A children’s hospital in Dubai sequenced the genetic material of some of its young patients to diagnose their illnesses and accelerate treatment plans.
The work at Al Jalila Children’s Specialty Hospital is thought to be the first such use of rapid whole genome sequencing (rWGS) in the Middle East, according to officials.
Scientists hope to use the technology more widely and to build up a database that could improve diagnoses for people from the Arab world and other regions traditionally under-represented in genetic studies.
Reported in the journal Genome Medicine, the work involved sequencing the genome, or all of the genetic material, of five newborns and infants at the 200-bed facility, described as the UAE’s only paediatric hospital.
Boosting patient care
One patient was found to have a harmful variant of a gene known as Lipa, which provides instructions for the production of an enzyme. This patient was given enzyme replacement therapy.
Another patient was found to have Pallister-Killian syndrome, a chromosomal disorder characterised by distinct facial features, weak muscle tone and other abnormalities.
Dr Ahmad Abou Tayoun, director of the hospital’s genomics centre, said rWGS provided results within two days, compared with several weeks for some other diagnostic methods.
It has become possible to use whole genome sequencing in a clinical setting because the cost of the sequencing has fallen to less than $1,000 per patient, while the computing power required to interpret the vast amounts of data generated has advanced.
“The concept of next-generation sequencing has been discussed for more than 10 years, but the cost has been prohibitive,” Dr Abou Tayoun said. “The sequencing cost has been coming down to the point where it’s doable.”
Having carried out the feasibility study with five children, the hospital hopes to undertake sequencing with much larger numbers of patients.
“We want to generate evidence that it’s the way to go, it generates answers for Middle East patients, where the genetic burden is high,” Dr Abou Tayoun said. “We want to generate a body of evidence, so we want to expand the study.”
It is acknowledged that the high rates of consanguineous marriages in the UAE, often between cousins, can mean that certain genetic disorders are more prevalent. Yet there is often less access to advanced genetic diagnosis in the region.
Genetic databases are often heavily skewed towards white people, with one of the largest available having about 80 per cent of its data from people of white European descent.
Finding medical solutions
Sequencing of the kind carried out by the hospital could increase the amount of information from people from other racial backgrounds. The latest study involved children from the UAE, Pakistan, Jordan, Kenya and the Philippines.

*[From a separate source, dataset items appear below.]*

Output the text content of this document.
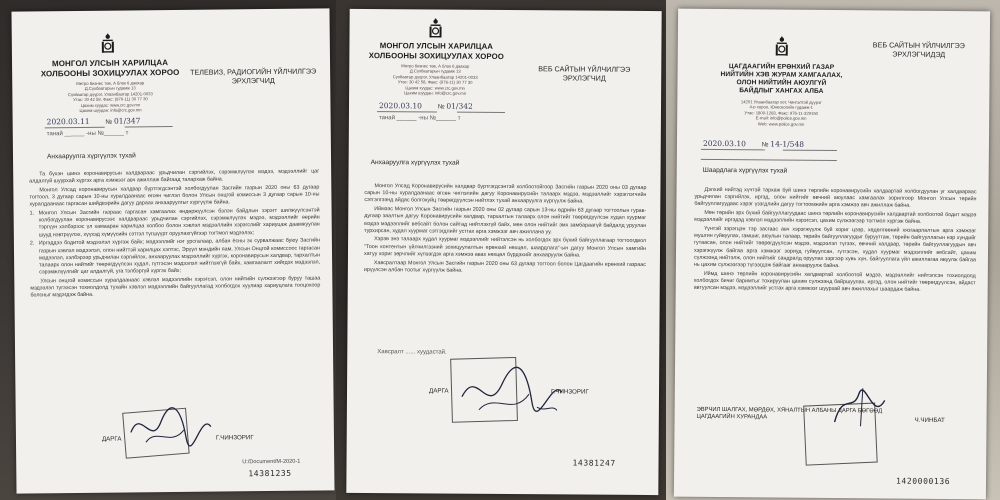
МОНГОЛ УЛСЫН ХАРИЛЦАА
ХОЛБООНЫ ЗОХИЦУУЛАХ ХОРОО
Метро бизнес төв, А блок 6 давхар
Д.Сүхбаатарын гудамж 13
Сүхбаатар дүүрэг, Улаанбаатар 14201-0033
Утас: 30 42 58, Факс: (976-11) 30 77 30
Цахим хуудас: www.crc.gov.mn
Цахим шуудан: info@crc.gov.mn
ТЕЛЕВИЗ, РАДИОГИЙН ҮЙЛЧИЛГЭЭ
ЭРХЛЭГЧИД
2020.03.11 № 01/347
танай ______ -ны №______ т
Анхааруулга хүргүүлэх тухай

Та бүхэн шинэ коронавирусын халдвараас урьдчилан сэргийлэх, сэрэмжлүүлэх мэдээ, мэдээллийг цаг алдалгүй шуурхай хүргэх арга хэмжээг авч ажиллаж байгаад талархаж байна.

Монгол Улсад коронавирусын халдвар бүртгэгдсэнтэй холбогдуулан Засгийн газрын 2020 оны 63 дугаар тогтоол, 3 дугаар сарын 10-ны хуралдаанаас өгсөн чиглэл болон Улсын онцгой комиссын 3 дугаар сарын 10-ны хуралдаанаас гаргасан шийдвэрийн дагуу дараах анхааруулгыг хүргүүлж байна.

1. Монгол Улсын Засгийн газраас гаргасан хамгаалах өндөржүүлсэн бэлэн байдлын зэрэгт шилжүүлсэнтэй холбогдуулан коронавирусээс халдвараас урьдчилан сэргийлэх, сэрэмжлүүлэх мэдээ, мэдээллийг өөрийн тэргүүн хэлбэрээс үл хамааран харилцаа холбоо болон хэвлэл мэдээллийн хэрэгслийг хариуцаж даамжуулан шууд нэвтрүүлэх, хүүхэд хүмүүсийн сэтгэл түгшүүрт оруулахгүйгээр тогтмол мэдээлэх;

2. Иргэддээ бодитой мэдээлэл хүргэж байх; мэдээллийг нэг урсгалаар, албан ёсны эх сурвалжаас буюу Засгийн газрын хэвлэл мэдээлэл, олон нийттэй харилцах хэлтэс, Эрүүл мэндийн яам, Улсын Онцгой комиссоос гаргасан мэдээлэл, хэлбэрээр урьдчилан сэргийлэх, анхааруулах мэдээллийг хүргэх, коронавирусын халдвар, тархалтын талаарх олон нийтийг төөрөгдүүлсэн худал, гүтгэсэн мэдээлэл нийтлэхгүй байх, хамгаалалт хийгдэх мэдээлэл, сэрэмжлүүлгийг цаг алдалгүй, уга тэлбэргүй хүргэх байх;

Улсын онцгой комиссын хуралдаанаас хэвлэл мэдээллийн хэрэгсэл, олон нийтийн сүлжээгээр буруу ташаа мэдээлэл түгээсэн тохиолдолд тухайн хэвлэл мэдээллийн байгууллагад холбогдох хуулиар хариуцлага тооцохоор болсныг мэдэгдэж байна.

ДАРГА	Г.ЧИНЗОРИГ
U:/Document/M-2020-1
14381235
МОНГОЛ УЛСЫН ХАРИЛЦАА
ХОЛБООНЫ ЗОХИЦУУЛАХ ХОРОО
Метро бизнес төв, А блок 6 давхар
Д.Сүхбаатарын гудамж 13
Сүхбаатар дүүрэг, Улаанбаатар 14201-0033
Утас: 30 42 58, Факс: (976-11) 30 77 30
Цахим хуудас: www.crc.gov.mn
Цахим шуудан: info@crc.gov.mn
ВЕБ САЙТЫН ҮЙЛЧИЛГЭЭ
ЭРХЛЭГЧИД
2020.03.10 № 01/342
танай ______ -ны №______ т
Анхааруулга хүргүүлэх тухай

Монгол Улсад Коронавирусийн халдвар бүртгэгдсэнтэй холбоотойгоор Засгийн газрын 2020 оны 03 дугаар сарын 10-ны хуралдаанаас өгсөн чиглэлийн дагуу Коронавирусийн талаарх мэдээ, мэдээллийг хэрэглэгчийн сэтгэлгээнд айдас болгохуйц төөрөгдүүлсэн нийтлэх тухай анхааруулга хүргүүлж байна.

Иймээс Монгол Улсын Засгийн газрын 2020 оны 02 дугаар сарын 13-ны өдрийн 63 дугаар тогтоолын гурав-дугаар заалтын дагуу Коронавирусийн халдвар, тархалтын талаарх олон нийтийг төөрөгдүүлсэн худал хуурмаг мэдээ мэдээллийг вебсайт болон сайтад нийтлэхгүй байх, мөн олон нийтийг эмх замбараагүй байдалд уруулан турхирсан, худал хуурмаг сэтгэгдлийг устгах арга хэмжээг авч ажиллана уу.

Хэрэв энэ талаарх худал хуурмаг мэдээллийг нийтэлсэн нь холбогдох эрх бүхий байгууллагаар тогтоогдвол "Тоон контентын үйлчилгээний зохицуулалтын ерөнхий нөхцөл, шаардлага"-ын дагуу Монгол Улсын хамгийн хатуу хориг зөрчлийг хүлээгдэх арга хэмжээ авах нөхцөл бүрдэхийг анхааруулж байна.

Хавсралтаар Монгол Улсын Засгийн газрын 2020 оны 63 дугаар тогтоол болон Цагдаагийн ерөнхий газраас ирүүлсэн албан тоотыг хүргүүлж байна.

Хавсралт ...... хуудастай.
ДАРГА	Г.ЧИНЗОРИГ
14381247
ВЕБ САЙТЫН ҮЙЛЧИЛГЭЭ ЭРХЛЭГЧИДЭД
ЦАГДААГИЙН ЕРӨНХИЙ ГАЗАР
НИЙТИЙН ХЭВ ЖУРАМ ХАМГААЛАХ,
ОЛОН НИЙТИЙН АЮУЛГҮЙ
БАЙДЛЫГ ХАНГАХ АЛБА
14201 Улаанбаатар хот, Чингэлтэй дүүрэг
4-р хороо, Юнескогийн гудамж-1
Утас: 1800-1283, Факс: 976-11-329150
E-mail: info@police.gov.mn
Web: www.police.gov.mn
2020.03.10 № 14-1/548
Шаардлага хүргүүлэх тухай

Дэлхий нийтэд хүчтэй тархаж буй шинэ төрлийн коронавирусийн халдвартай холбогдуулан уг халдвараас урьдчилан сэргийлэх, иргэд, олон нийтийг өвчний аюулаас хамгаалах зорилгоор Монгол Улсын төрийн байгууллагуудаас хэрэг үзэгдлийн дагуу тогтоомжийн арга хэмжээ авч ажиллаж байна.

Мөн төрийн эрх бүхий байгууллагуудаас шинэ төрлийн коронавирусийн халдвартай холбоотой бодит мэдээ мэдээллийг иргэдэд хэвлэл мэдээллийн хэрэгсэл, цахим сүлжээгээр тогтмол хүргэж байна.

Үүнтэй зэрэгцэн тэр засгаас авч хэрэгжүүлж буй хориг цээр, хөдөлгөөний хязгаарлалтын арга хэмжээг мушгин гуйвуулах, гамшиг, аюулын талаар, төрийн байгууллагуудыг буруутгаж, төрийн байгууллагын нэр хүндийг гутаасан, олон нийтийг төөрөгдүүлсэн мэдээ, мэдээлэл түгээх, өвчний халдвар, төрийн байгууллагуудын авч хэрэгжүүлж байгаа арга хэмжээг зориуд гуйвуулсан, гүтгэсэн, худал хуурмаг мэдээллийг вебсайт, цахим сүлжээнд нийтэлж, олон нийтийг сандралд оруулах зэргээр хувь хүн, байгууллага үйл ажиллагаа явуулж байгаа нь цахим сүлжээгээр түгээгдэж байгааг анхааруулж байна.

Иймд шинэ төрлийн коронавирусийн халдвартай холбоотой мэдээ, мэдээллийг нийтэлсэн тохиолдолд холбогдох бичиг баримтыг тохируулан цахим сүлжээнд байршуулах, иргэд, олон нийтийг төөрөгдүүлсэн, айдаст автуулсан мэдээ, мэдээллийг устгах арга хэмжээг шуурхай авч ажиллахыг шаардаж байна.

ЭВРЧИЛ ШАЛГАХ, МӨРДӨХ, ХЯНАЛТЫН АЛБАНЫ ДАРГА БӨГӨӨД ЦАГДААГИЙН ХУРАНДАА	Ч.ЧИНБАТ
1420000136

The work was done using technology provided by a California company, Illumina, whose vice president of scientific research and medical genomics research, Dr Ryan Taft, said obtaining information from a more diverse cohort of patients was “hugely important”.
He said rWGS offered the “greatest number of possible options for finding that rare diagnosis”, which in some cases may involve identifying a single novel genetic mutation or a genetic variant inherited from both parents.
This precise genetic information may help researchers to understand the biological processes that cause the conditions, potentially leading to new treatments.
The technology can be used, Dr Taft said, with newborn babies admitted to intensive-care units, and with infants aged two or three who may be missing developmental milestones or who show unusual physical characteristics.
A prompt diagnosis allows treatment to be started earlier, offering the chance of a better outcome, and saving significant amounts of money because the child will not have to be taken from one specialist to another to determine what condition he or she has.
“We have a very solid evidence base to strongly say the best possible pathway for care for these patients is to ensure they get access to whole genome sequencing,” he said.
He described the use of rWGS in clinics as “really still in its infancy”, with only a modest number of facilities, often in the US, UK or Germany, using the technology.
“It’s not widely adopted at this point. We’re at the beginning of this big adoption curve,” he said.